Multiple secmod instances cause issues with roaming users
When roaming is enabled (deny-roaming is set to false), the following scenario can occur:
- A user connects to ocserv and is assigned to a random secmod instance (e.g., secmod-1).
- The user authenticates and receives a cookie from secmod-1.
- Later, the user obtains a new IP address via DHCP.
- Upon reconnecting, the user is assigned to a different secmod instance (e.g., secmod-2) due to the changed source IP.
- The user presents the cookie from step 2, and successfully connects. Cookie authentication succeeds here because the main process can extract the original secmod instance number from the cookie and validate it with a proper secmod.
However, the worker is now associated to secmod-2, which has no knowledge of the user's session.
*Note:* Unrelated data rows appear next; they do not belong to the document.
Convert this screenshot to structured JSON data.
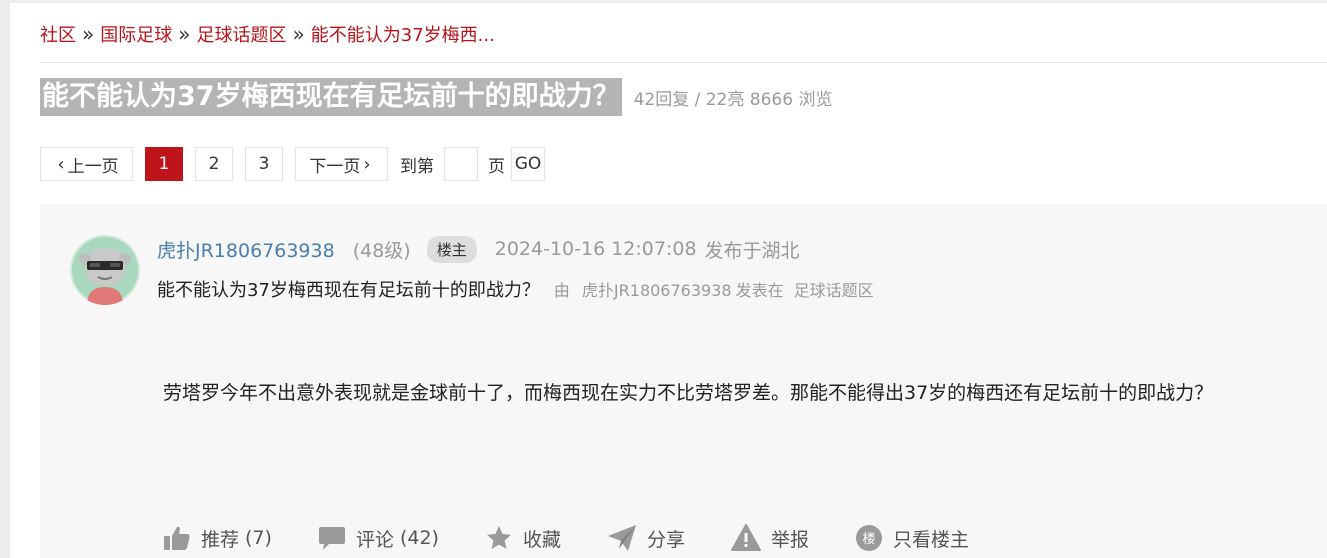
{
  "breadcrumb": {
    "items": [
      "社区",
      "国际足球",
      "足球话题区",
      "能不能认为37岁梅西..."
    ],
    "separator": "»"
  },
  "thread": {
    "title": "能不能认为37岁梅西现在有足坛前十的即战力？",
    "meta": "42回复 / 22亮 8666 浏览"
  },
  "pager": {
    "prev_label": "上一页",
    "pages": [
      "1",
      "2",
      "3"
    ],
    "current_page": "1",
    "next_label": "下一页",
    "goto_label": "到第",
    "page_label": "页",
    "go_label": "GO",
    "goto_value": ""
  },
  "post": {
    "username": "虎扑JR1806763938",
    "level": "(48级)",
    "op_badge": "楼主",
    "time": "2024-10-16 12:07:08",
    "location": "发布于湖北",
    "subtitle": "能不能认为37岁梅西现在有足坛前十的即战力？",
    "by_label": "由",
    "by_user": "虎扑JR1806763938",
    "posted_in": "发表在",
    "forum": "足球话题区",
    "body": "劳塔罗今年不出意外表现就是金球前十了，而梅西现在实力不比劳塔罗差。那能不能得出37岁的梅西还有足坛前十的即战力？",
    "actions": {
      "recommend_label": "推荐",
      "recommend_count": "(7)",
      "comment_label": "评论",
      "comment_count": "(42)",
      "favorite_label": "收藏",
      "share_label": "分享",
      "report_label": "举报",
      "op_only_label": "只看楼主",
      "op_only_glyph": "楼"
    }
  },
  "icons": {
    "recommend": "thumbs-up-icon",
    "comment": "comment-bubble-icon",
    "favorite": "star-icon",
    "share": "paper-plane-icon",
    "report": "warning-triangle-icon",
    "op_only": "floor-badge-icon"
  },
  "colors": {
    "link_red": "#b8141a",
    "active_page": "#c0141b",
    "username_blue": "#4a7fb0",
    "title_bg": "#b4b4b4",
    "post_bg": "#f7f7f7",
    "icon_gray": "#9a9a9a"
  }
}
As a result, periodic communication between the worker and the secmod fails with errors like:
ocserv[3953]:worker[user]: 11.22.33.44 sending message 'sm: worker cli stats' to secmod
ocserv[8454]:sec-mod: cmd [size=71] sm: worker cli stats
ocserv[8454]:sec-mod: session stats but with non-existing SID
ocserv[8454]:sec-mod: error processing 'sm: worker cli stats' command (-1)
This is the same underlying issue that led to the revert of !288 (merged) in 26258d7c. Reverting only reduced the scope of the problem from all users to roaming ones. Once this issue is resolved, !288 (merged) can be safely reapplied.
I will prepare an MR to address this, just want it to be tracked as a separate issue.